ORMAN KÖYLÜLERİ YERİNDEN EDİLİYOR
OGM tarafından açıklanan verilere göre, son 30 yılda orman yangınlarının 3 kat arttığı ifade edilen açıklamada; “Son yangın felaketindeki yetersiz ekipman ve personel, gerekli müdahalenin zamanında yapılmaması gibi etkenlerin yanı sıra; yangınlara hızlı müdahale etme ve kontrol altına alma deneyimi olan orman köylüsünün ormancılık dışı kullanımlar nedeniyle yerinden edilmesinin de acı sonuçlarına şahit olduk. Yüzyıllardır ormanın kıyısında yaşayan halk, geçmişten bugüne orman ekosistemiyle uyumlu bir yaşam kültürü oluşturdu ve geçimini ormandan sağladı. Ormancılık dışı faaliyetler, ormana bağlı bu toplulukların hem yerinden edilmesine hem de ormanı yangından koruma refleksini ve bilgisini barındıran bir kültürün giderek yok olmasına neden oldu” denildi. Orman köylülerini yerinden eden uygulamalara son verilmesi, özellikle yangınların büyümeden söndürülmesi konusunda önemli bir avantaj sağlayabilir” denildi.
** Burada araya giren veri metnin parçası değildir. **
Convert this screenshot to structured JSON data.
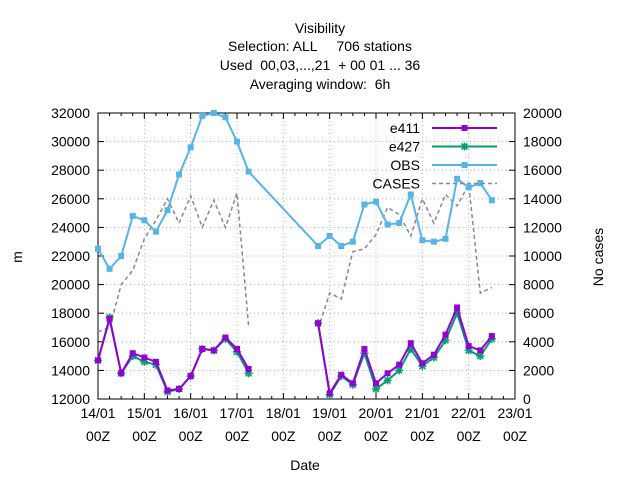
{
  "chart_data": {
    "type": "line",
    "title_lines": [
      "Visibility",
      "Selection: ALL     706 stations",
      "Used  00,03,...,21  + 00 01 ... 36",
      "Averaging window:  6h"
    ],
    "xlabel": "Date",
    "ylabel": "m",
    "y2label": "No cases",
    "x_ticks": [
      {
        "day": 0,
        "line1": "14/01",
        "line2": "00Z"
      },
      {
        "day": 1,
        "line1": "15/01",
        "line2": "00Z"
      },
      {
        "day": 2,
        "line1": "16/01",
        "line2": "00Z"
      },
      {
        "day": 3,
        "line1": "17/01",
        "line2": "00Z"
      },
      {
        "day": 4,
        "line1": "18/01",
        "line2": "00Z"
      },
      {
        "day": 5,
        "line1": "19/01",
        "line2": "00Z"
      },
      {
        "day": 6,
        "line1": "20/01",
        "line2": "00Z"
      },
      {
        "day": 7,
        "line1": "21/01",
        "line2": "00Z"
      },
      {
        "day": 8,
        "line1": "22/01",
        "line2": "00Z"
      },
      {
        "day": 9,
        "line1": "23/01",
        "line2": "00Z"
      }
    ],
    "xlim": [
      0,
      9
    ],
    "ylim": [
      12000,
      32000
    ],
    "y_ticks": [
      12000,
      14000,
      16000,
      18000,
      20000,
      22000,
      24000,
      26000,
      28000,
      30000,
      32000
    ],
    "y2lim": [
      0,
      20000
    ],
    "y2_ticks": [
      0,
      2000,
      4000,
      6000,
      8000,
      10000,
      12000,
      14000,
      16000,
      18000,
      20000
    ],
    "grid": true,
    "legend_position": "top-right",
    "series": [
      {
        "name": "e411",
        "color": "#9400d3",
        "marker": "square",
        "axis": "y1",
        "x": [
          0.0,
          0.25,
          0.5,
          0.75,
          1.0,
          1.25,
          1.5,
          1.75,
          2.0,
          2.25,
          2.5,
          2.75,
          3.0,
          3.25,
          3.5,
          4.75,
          5.0,
          5.25,
          5.5,
          5.75,
          6.0,
          6.25,
          6.5,
          6.75,
          7.0,
          7.25,
          7.5,
          7.75,
          8.0,
          8.25,
          8.5
        ],
        "y": [
          14700,
          17600,
          13800,
          15200,
          14900,
          14600,
          12600,
          12700,
          13600,
          15500,
          15400,
          16300,
          15500,
          14100,
          null,
          17300,
          12400,
          13700,
          13100,
          15500,
          13100,
          13800,
          14400,
          15900,
          14500,
          15100,
          16500,
          18400,
          15700,
          15400,
          16400
        ]
      },
      {
        "name": "e427",
        "color": "#009e73",
        "marker": "star",
        "axis": "y1",
        "x": [
          0.0,
          0.25,
          0.5,
          0.75,
          1.0,
          1.25,
          1.5,
          1.75,
          2.0,
          2.25,
          2.5,
          2.75,
          3.0,
          3.25,
          3.5,
          4.75,
          5.0,
          5.25,
          5.5,
          5.75,
          6.0,
          6.25,
          6.5,
          6.75,
          7.0,
          7.25,
          7.5,
          7.75,
          8.0,
          8.25,
          8.5
        ],
        "y": [
          14700,
          17700,
          13800,
          15000,
          14600,
          14400,
          12500,
          12700,
          13600,
          15500,
          15400,
          16200,
          15300,
          13800,
          null,
          17300,
          12300,
          13600,
          13000,
          15200,
          12700,
          13300,
          14000,
          15500,
          14300,
          14900,
          16100,
          18000,
          15400,
          15000,
          16200
        ]
      },
      {
        "name": "OBS",
        "color": "#56b4e9",
        "marker": "square",
        "axis": "y1",
        "x": [
          0.0,
          0.25,
          0.5,
          0.75,
          1.0,
          1.25,
          1.5,
          1.75,
          2.0,
          2.25,
          2.5,
          2.75,
          3.0,
          3.25,
          4.75,
          5.0,
          5.25,
          5.5,
          5.75,
          6.0,
          6.25,
          6.5,
          6.75,
          7.0,
          7.25,
          7.5,
          7.75,
          8.0,
          8.25,
          8.5
        ],
        "y": [
          22500,
          21100,
          22000,
          24800,
          24500,
          23700,
          25200,
          27700,
          29600,
          31800,
          32000,
          31700,
          30000,
          27900,
          22700,
          23400,
          22700,
          23000,
          25600,
          25800,
          24200,
          24300,
          26300,
          23100,
          23000,
          23200,
          27400,
          26800,
          27100,
          25900
        ]
      },
      {
        "name": "CASES",
        "color": "#888888",
        "dash": true,
        "axis": "y2",
        "x": [
          0.0,
          0.25,
          0.5,
          0.75,
          1.0,
          1.25,
          1.5,
          1.75,
          2.0,
          2.25,
          2.5,
          2.75,
          3.0,
          3.25,
          3.5,
          4.75,
          5.0,
          5.25,
          5.5,
          5.75,
          6.0,
          6.25,
          6.5,
          6.75,
          7.0,
          7.25,
          7.5,
          7.75,
          8.0,
          8.25,
          8.5
        ],
        "y": [
          4700,
          5000,
          8000,
          9000,
          11200,
          12500,
          14000,
          12300,
          14200,
          12000,
          13900,
          12000,
          14400,
          5100,
          null,
          4900,
          7400,
          7000,
          10300,
          10500,
          11500,
          13400,
          12900,
          11400,
          14000,
          12300,
          14300,
          13500,
          15000,
          7400,
          7800
        ]
      }
    ]
  }
}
“PARİS ANLAŞMASI ACİLEN ONAYLANMALI”
Türkiye’nin, iklim krizinden en fazla etkileneceği tahmin edilen Akdeniz Havzası’nda yer aldığına dikkat çekilen açıklamada şöyle denildi; “Ancak hiçbir ülkenin iklim krizi ile tek başına mücadele ederek kurtulamayacağının farkında olmalıyız. Bu nedenle, ilk adım olarak, iklimdeki değişikliklere karşı tüm ülkeleri bir araya getirerek çözümün bir parçası olmamızı sağlayacak Paris Anlaşması’nın acilen onaylanması ve karbon emisyonlarını azaltmaya yönelik hedefler ve politikalar oluşturması gerekiyor.”